A Forum for Opinions on News, Politics, and Life
August 27th, 2011
By Dan Miller
In Glik v. City of Boston, et al, a Mr. Glik had used his cellular phone to video and audio tape a police encounter with a man on the Boston Common. He was arrested for doing so but charges were thereafter dropped. He then filed suit in Federal District Court alleging violation of his First and Fourth Amendment rights, viz freedom of speech and from arrest without probable cause. Defendants’ motion to dismiss was denied and an interlocutory appeal to the U.S. Court of Appeals for the First Circuit followed. The court held that Glik had a Constitutional right to record the encounter and to not be arrested for doing so. As the court noted,
In this interlocutory appeal, the defendant police officers challenge an order of the district court denying them qualified immunity on Glik’s constitutional claims. We conclude, based on the facts alleged, that Glik was exercising clearly established First Amendment rights in filming the officers in a public space, and that his clearly-established Fourth Amendment rights were violated by his arrest without probable cause. We therefore affirm.
This is, or at least should be, fairly simple boilerplate stuff. However, the more interesting analysis follows where the court found no First Amendment distinction between an “ordinary” citizen and a
respectable member of the credentialed press.
It is of no significance that the present case … involves a private individual, and not a reporter, gathering information about public officials. The First Amendment right to gather news is, as the Court has often noted, not one that inures solely to the benefit of the news media; rather, the public’s right of access to information is coextensive with that of the press. Houchins, (Stewart, J., concurring) (noting that the Constitution “assure[s] the public and the press equal access once government has opened its doors”); Branzburg, (“[T]he First Amendment does not guarantee the press a constitutional right of special access to information not available to the public generally.”).
Indeed, there are several cases involving private individuals among the decisions from other courts recognizing the First Amendment right to film. See, e.g., Smith; Robinson v. Fetterman, (holding that arrest of individual filming police activities from private property violated First Amendment); Cirelli v. Town of Johnston Sch. Dist., (holding that teacher had a right under the First Amendment to videotape potentially hazardous working conditions at school, which were a matter of public concern). Moreover, changes in technology and society have made the lines between private citizen and journalist exceedingly difficult to draw. The proliferation of electronic devices with video-recording capability means that many of our images of current events come from bystanders with a ready cell phone or digital camera rather than a traditional film crew, and news stories are now just as likely to be broken by a blogger at her computer as a reporter at a major newspaper. Such developments make clear why the news-gathering protections of the First Amendment cannot turn on professional credentials or status.

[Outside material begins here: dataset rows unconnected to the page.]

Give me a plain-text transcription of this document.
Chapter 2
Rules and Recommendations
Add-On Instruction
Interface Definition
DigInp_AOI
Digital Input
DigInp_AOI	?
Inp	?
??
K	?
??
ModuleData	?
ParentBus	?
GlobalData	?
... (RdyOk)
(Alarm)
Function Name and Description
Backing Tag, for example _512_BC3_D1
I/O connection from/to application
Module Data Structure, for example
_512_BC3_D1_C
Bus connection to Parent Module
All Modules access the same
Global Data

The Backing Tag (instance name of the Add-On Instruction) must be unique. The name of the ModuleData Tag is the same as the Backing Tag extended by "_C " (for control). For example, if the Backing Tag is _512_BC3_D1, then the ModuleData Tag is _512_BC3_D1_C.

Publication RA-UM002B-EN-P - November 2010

To be sure, the right to film is not without limitations. It may be subject to reasonable time, place, and manner restrictions…. We have no occasion to explore those limitations here, however. On the facts alleged in the complaint, Glik’s exercise of his First Amendment rights fell well within the bounds of the Constitution’s protections. Glik filmed the defendant police officers in the Boston Common, the oldest city park in the United States and the apotheosis of a public forum. In such traditional public spaces, the rights of the state to limit the exercise of First Amendment activity are “sharply circumscribed.” Perry Educ. Ass’n v. Perry Local Educators’ Ass’n. Moreover, as in Iacobucci, the complaint indicates that Glik “filmed [the officers] from a comfortable remove” and “neither spoke to nor molested them in any way” (except in directly responding to the officers when they addressed him). Such peaceful recording of an arrest in a public space that does not interfere with the police officers’ performance of their duties is not reasonably subject to limitation. (emphasis added, some citations omitted)
The court did not hold that members of the public (or, for that matter, members of the press) can interfere with the police in the performance of their duties or that discretionary admission of members of the press to crime scenes to examine and/or to record them mandates the admission of members of the public; such matters were not before the court. However, it is refreshing to find a clear judicial acknowledgement that “the news-gathering protections of the First Amendment cannot turn on professional credentials or status.”